PLACED ON PROBATION: For one year by the NCAA, the UNIVERSITY OF NEVADA-LAS VEGAS men's basketball program, for recruiting and other violations (page 11).
RELEASED: By the Seattle Seahawks, linebacker BRIAN BOSWORTH, 25, after failing a team physical because of an injured right shoulder. Bosworth's insurance policy could pay him nearly $7.3 million for the seven years remaining on his 10-year contract.
RETIRED: EASY GOER, 4, after a bone chip was found in his right front ankle. The colt won 14 of 20 career starts, including the 1989 Belmont Stakes, and earned $4,873,770, the fourth-highest total in racing history.

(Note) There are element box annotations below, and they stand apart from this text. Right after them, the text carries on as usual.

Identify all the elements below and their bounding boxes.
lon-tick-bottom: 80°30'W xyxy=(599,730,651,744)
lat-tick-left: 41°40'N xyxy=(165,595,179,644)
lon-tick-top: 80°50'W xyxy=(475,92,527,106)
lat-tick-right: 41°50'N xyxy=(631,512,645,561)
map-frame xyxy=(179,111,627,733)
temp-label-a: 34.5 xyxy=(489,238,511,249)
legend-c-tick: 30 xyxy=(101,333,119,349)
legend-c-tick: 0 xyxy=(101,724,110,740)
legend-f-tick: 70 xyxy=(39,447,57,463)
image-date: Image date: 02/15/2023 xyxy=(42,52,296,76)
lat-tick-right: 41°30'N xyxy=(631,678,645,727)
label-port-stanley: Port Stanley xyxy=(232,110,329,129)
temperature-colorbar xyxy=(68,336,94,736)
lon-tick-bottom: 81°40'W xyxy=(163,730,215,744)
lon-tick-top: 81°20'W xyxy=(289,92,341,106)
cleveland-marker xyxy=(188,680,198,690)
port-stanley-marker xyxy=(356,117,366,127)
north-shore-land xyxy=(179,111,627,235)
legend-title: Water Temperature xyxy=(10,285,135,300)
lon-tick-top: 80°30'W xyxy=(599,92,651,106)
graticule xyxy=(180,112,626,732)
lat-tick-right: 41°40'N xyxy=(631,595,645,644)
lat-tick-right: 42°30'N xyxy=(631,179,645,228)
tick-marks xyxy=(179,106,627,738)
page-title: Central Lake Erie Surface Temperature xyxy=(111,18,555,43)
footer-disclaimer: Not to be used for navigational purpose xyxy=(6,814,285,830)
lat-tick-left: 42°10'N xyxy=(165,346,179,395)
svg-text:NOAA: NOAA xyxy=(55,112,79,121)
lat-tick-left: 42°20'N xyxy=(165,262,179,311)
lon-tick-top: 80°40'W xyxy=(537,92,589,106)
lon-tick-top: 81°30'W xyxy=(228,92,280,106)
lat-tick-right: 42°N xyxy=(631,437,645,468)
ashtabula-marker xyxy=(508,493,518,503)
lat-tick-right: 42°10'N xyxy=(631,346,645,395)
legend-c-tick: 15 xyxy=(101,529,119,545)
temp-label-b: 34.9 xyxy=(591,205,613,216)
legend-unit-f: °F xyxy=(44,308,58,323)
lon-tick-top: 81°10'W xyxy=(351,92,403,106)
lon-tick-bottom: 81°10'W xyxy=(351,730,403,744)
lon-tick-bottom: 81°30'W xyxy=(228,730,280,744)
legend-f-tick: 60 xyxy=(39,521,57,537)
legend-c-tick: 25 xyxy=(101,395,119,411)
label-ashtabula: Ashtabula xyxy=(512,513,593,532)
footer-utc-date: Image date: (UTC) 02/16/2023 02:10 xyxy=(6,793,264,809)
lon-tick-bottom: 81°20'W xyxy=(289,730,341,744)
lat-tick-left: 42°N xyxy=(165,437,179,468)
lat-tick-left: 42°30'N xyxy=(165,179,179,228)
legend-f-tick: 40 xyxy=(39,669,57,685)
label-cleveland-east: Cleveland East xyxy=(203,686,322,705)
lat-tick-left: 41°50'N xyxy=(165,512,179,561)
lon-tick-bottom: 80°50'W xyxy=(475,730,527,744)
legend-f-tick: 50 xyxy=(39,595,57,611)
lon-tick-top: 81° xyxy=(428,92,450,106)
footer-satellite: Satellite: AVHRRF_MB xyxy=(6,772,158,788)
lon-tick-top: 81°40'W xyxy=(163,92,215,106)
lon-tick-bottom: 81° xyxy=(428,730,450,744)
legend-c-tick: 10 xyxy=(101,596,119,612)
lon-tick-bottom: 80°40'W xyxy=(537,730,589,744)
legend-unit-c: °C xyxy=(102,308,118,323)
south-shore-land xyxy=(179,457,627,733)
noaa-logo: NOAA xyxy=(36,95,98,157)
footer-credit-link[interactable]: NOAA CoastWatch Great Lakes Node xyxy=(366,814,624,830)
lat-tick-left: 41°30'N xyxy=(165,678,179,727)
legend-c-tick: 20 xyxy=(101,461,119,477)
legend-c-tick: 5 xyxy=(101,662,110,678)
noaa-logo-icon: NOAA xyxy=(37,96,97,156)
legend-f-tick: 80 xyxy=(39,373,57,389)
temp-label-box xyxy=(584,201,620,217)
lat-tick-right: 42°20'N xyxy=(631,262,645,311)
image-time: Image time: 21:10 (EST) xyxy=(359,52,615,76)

SENTENCED: By the U.S. District Court in Cincinnati, PETE ROSE, 49, to five months in prison and one year of supervised release, three months of which are to be served in a halfway house, as a result of his conviction in April on charges of filing false income tax returns. Rose was also fined $50,100 and was ordered to perform 1,000 hours of community service (page 22).
DIED: Light heavyweight boxer LEON CALVIN, 19, the son of former heavyweight champion Leon Spinks; in a drive-by shooting; in East St. Louis, Ill.
Rich Vogler, 39, whose 134 USAC victories in sprint, midget and dirt-car races are second only to A.J. Foyt's 159; of head injuries suffered when his sprint car crashed during a race; in Salem, Ind.